In The Sacred Magic of Ancient Egypt, independent scholar and author Rosemary Clark offers an in-depth description of how this ceremony was carried out in ancient times. She said it was conducted at night - beneath the star. It was a systematic approach in which the outlining of the parameter of the temple to be built was sectioned off in four quarters of the designated land.
"The first quarter is the east, the place of sunrise and beginnings," Clark writes. "The next quarter is south, where all celestial bodies appear to culminate in the sky and emanate their power. Following that is the Western quarter, where the sun retires. The circuit is accomplished at the north, where darkness prevails. ... Ritualists are familiar with this clockwise order which represents the fundamental movement of life from the design of pedals on flowers to the expanding Milky Way galaxy," she writes.

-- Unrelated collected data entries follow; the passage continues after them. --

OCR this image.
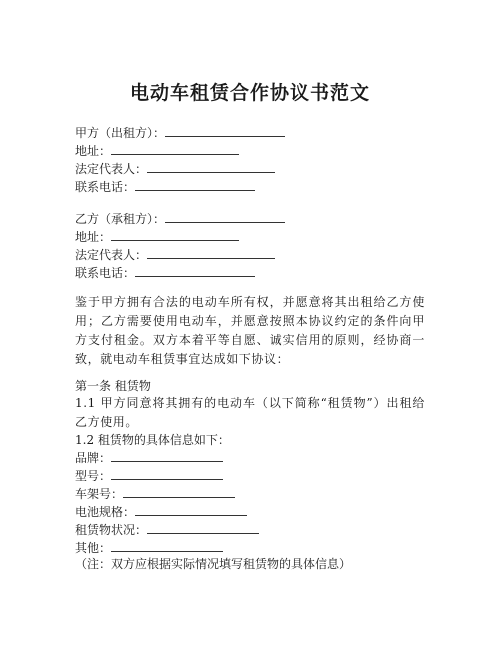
电动车租赁合作协议书范文
甲方（出租方）：
地址：
法定代表人：
联系电话：
乙方（承租方）：
地址：
法定代表人：
联系电话：
鉴于甲方拥有合法的电动车所有权，并愿意将其出租给乙方使用；乙方需要使用电动车，并愿意按照本协议约定的条件向甲方支付租金。双方本着平等自愿、诚实信用的原则，经协商一致，就电动车租赁事宜达成如下协议：
第一条 租赁物
1.1 甲方同意将其拥有的电动车（以下简称“租赁物”）出租给乙方使用。
1.2 租赁物的具体信息如下：
品牌：
型号：
车架号：
电池规格：
租赁物状况：
其他：
（注：双方应根据实际情况填写租赁物的具体信息）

Clark offers a deeply fascinating and vivid explanation of how this sacred space was formed and the tools and humans involved:
- "The quarter should be discerned using an accurate compass and marked prior to the foundation ceremony."
- "The night ritual called for two divine representatives – the Royal person and the priestess representing Seshat, the measurer."
- "A cord with an astronomical point already sited by the attendant priests was aligned with the royal person gazing up at the sky through the headdress of the priestess and marking the axis of the temple by stretching the cord from that point."
- "The corners of the temple were thus established and a mallet held by the monarch tapped the stakes of precious metal into the ground."